ABSTRACT

The Ghanaian electric power system, like most Sub-Saharan African countries, is bedevilled with the problem of inadequate generation of electric power amidst growing demand for electricity. Governments over the years have tried to tackle the issue of inadequate generation capacity and supply of electricity in Ghana to meet the increasing demand for electric power. Yet electricity supply in Ghana remains erratic and inconsistent. The purpose of this study was to develop a long-term (20-years) electricity generation expansion plan for Ghana’s electricity sub-sector that takes into account important attributes specially related to Ghana, such as budget constraint. The study employs multi-period stochastic mixed-integer linear programming (MILP) to model and solve the problem of determining the technology type, timing and number of units of generators to add to the existing capacity under uncertain demand taking into account budget constraint. Secondary data was used to estimate all the model parameters. Periodic electricity demand scenarios were obtained by assuming that the uncertain demand follows a triangular distribution with a minimum increase of 1%, the most likely increase of 7% and a maximum increase of 15% over the immediate past year’s electricity demand. The proposed multi-period stochastic MILP model was run for two cases: without budget constraint which depicts the case where there are sufficient funds to undertake an expansion plan and the budget constraint case, where the expansion plan is faced with lack of funds. The imposition of budget constraint is a departure from the typical generation capacity expansion models found in the literature and helps explain generation expansion pattern in Ghana. The expected values of the objective function and the generation expansion plans considering no budget constraint and budget constraints were optimized in order to draw analogy. It is observed that the presence of budget constraint sometimes forces the decision maker to take decisions that might be sub-optimal compared to when sufficient funds are available.

CHAPTER ONE INTRODUCTION

                     Background of the Study

Electricity has become a basic necessity of life. Its form and modes of use are expanding every day because it is the easiest and least expensive transportable form of energy (Sharma, 2009). It is particularly crucial for emerging economies whose national developmental agenda oblige steady availability of electric power. Interestingly, an estimated 1.2 billion people; roughly, one sixth of the world’s population lack access to electricity supply, of which almost 80% of them are in developing countries especially in Sub-Saharan Africa and South Asia (World Bank, IFC, & MIGA, 2013).

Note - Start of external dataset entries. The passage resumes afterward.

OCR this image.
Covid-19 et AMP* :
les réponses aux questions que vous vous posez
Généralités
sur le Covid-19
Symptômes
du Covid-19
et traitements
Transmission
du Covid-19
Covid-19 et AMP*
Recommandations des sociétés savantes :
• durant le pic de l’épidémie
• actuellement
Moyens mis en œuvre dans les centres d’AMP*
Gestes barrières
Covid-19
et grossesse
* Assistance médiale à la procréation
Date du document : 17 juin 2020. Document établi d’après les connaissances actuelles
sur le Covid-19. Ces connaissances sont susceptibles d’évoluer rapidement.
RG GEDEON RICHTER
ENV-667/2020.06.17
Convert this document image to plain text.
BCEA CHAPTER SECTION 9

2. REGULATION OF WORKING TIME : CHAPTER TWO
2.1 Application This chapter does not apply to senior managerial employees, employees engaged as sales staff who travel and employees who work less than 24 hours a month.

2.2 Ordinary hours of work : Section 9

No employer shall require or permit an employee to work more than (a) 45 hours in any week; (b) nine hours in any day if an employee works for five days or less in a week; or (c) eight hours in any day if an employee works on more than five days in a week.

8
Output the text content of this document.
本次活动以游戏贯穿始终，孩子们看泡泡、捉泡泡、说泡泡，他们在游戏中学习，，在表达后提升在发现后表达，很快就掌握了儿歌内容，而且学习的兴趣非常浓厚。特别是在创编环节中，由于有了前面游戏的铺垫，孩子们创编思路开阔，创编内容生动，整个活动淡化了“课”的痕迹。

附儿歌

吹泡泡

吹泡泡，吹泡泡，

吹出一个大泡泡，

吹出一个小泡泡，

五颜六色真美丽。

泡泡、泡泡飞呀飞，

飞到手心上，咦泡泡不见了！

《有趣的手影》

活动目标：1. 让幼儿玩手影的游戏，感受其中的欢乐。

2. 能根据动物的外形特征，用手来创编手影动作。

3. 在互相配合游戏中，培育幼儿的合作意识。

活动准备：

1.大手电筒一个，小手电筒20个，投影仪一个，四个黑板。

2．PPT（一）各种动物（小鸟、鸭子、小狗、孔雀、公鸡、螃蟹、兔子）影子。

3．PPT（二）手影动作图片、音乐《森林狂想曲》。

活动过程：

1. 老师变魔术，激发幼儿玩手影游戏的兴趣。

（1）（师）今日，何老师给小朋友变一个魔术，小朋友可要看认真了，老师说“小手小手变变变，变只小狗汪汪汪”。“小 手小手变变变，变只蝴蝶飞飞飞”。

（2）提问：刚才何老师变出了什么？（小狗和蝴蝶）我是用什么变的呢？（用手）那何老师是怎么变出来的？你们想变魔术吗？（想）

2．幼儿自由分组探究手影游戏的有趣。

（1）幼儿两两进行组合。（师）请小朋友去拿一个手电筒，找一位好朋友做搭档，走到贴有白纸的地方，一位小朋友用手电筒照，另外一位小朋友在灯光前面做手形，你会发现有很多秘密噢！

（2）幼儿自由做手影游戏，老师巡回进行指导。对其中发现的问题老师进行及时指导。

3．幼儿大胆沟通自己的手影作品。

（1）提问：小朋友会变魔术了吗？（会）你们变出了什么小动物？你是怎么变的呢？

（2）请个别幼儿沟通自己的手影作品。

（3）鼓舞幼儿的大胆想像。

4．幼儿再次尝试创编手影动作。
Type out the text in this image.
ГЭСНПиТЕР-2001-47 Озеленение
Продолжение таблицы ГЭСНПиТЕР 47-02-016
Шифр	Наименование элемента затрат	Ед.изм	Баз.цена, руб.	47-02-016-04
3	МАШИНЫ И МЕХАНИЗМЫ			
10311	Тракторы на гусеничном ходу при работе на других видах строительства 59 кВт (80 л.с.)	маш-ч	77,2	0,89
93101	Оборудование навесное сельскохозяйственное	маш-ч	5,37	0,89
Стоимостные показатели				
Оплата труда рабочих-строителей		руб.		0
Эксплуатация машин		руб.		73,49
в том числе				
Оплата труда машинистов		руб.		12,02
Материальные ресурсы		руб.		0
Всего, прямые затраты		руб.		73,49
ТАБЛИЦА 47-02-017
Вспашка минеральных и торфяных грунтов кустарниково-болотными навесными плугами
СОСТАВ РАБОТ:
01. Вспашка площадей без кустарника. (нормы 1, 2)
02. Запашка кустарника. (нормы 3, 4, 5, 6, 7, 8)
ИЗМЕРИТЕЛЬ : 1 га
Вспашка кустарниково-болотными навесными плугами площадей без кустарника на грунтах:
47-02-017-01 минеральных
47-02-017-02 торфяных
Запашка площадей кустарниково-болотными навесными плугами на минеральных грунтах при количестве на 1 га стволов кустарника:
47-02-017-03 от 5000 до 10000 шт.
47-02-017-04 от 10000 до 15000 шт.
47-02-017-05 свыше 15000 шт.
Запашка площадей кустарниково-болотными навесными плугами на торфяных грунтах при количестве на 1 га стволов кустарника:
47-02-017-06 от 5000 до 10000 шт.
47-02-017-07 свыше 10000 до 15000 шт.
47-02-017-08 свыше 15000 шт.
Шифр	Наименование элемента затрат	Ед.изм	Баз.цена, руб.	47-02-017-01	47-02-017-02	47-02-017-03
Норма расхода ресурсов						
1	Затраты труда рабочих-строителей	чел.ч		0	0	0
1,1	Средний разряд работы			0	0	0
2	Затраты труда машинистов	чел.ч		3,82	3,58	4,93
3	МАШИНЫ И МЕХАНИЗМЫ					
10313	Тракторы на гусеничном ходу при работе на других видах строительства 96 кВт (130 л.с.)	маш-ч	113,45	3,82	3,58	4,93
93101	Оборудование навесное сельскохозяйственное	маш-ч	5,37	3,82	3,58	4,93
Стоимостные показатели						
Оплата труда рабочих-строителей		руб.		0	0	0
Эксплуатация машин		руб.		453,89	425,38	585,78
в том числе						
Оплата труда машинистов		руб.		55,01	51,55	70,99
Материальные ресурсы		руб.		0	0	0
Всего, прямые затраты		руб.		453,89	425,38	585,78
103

Demand for electric power in Sub-Saharan Africa has increased dramatically in recent times due to modernisation. Key sectors of the economy such as manufacturing, health, construction, entertainment, education and communication significantly depend on the generation and supply of electric power for their activities. However, Sub-Saharan Africa, like most developing regions, is in the midst of electric power crisis due to inadequate generation capacity and unreliable supply. The total installed generation capacity of Sub-Saharan Africa is lower compared to any other region in the world (International Energy Agency (IEA), 2014). The total installed generation capacity of all the countries in Sub-Saharan Africa was around 90 gigawatt (GW) in 2012, less than the installed capacity of Spain (Deloitte Conseil, 2015; IEA, 2014). Excluding South Africa, the installed generation capacity of the remaining Sub- Saharan Africa countries reduces to a mere half of the total (IEA, 2014). Sub-Saharan Africa’s installed generation capacity has remained largely stagnant, with growth rates of about half of

those found in other developing regions (Eberhard, Rosnes, Shkaratan, & Vennemo, 2011). Consequently, there is a wide gap in electricity generation capacity between Sub-Saharan Africa and the other developing regions. In general, generation capacity should be at the same growth rate as the economy in order to keep pace with electricity demand increase ( Eberhard, Foster, Briceño-Garmendia, Ouedraogo, Camos, & Shkaratan, 2008). However, this is not the case in Sub-Saharan Africa.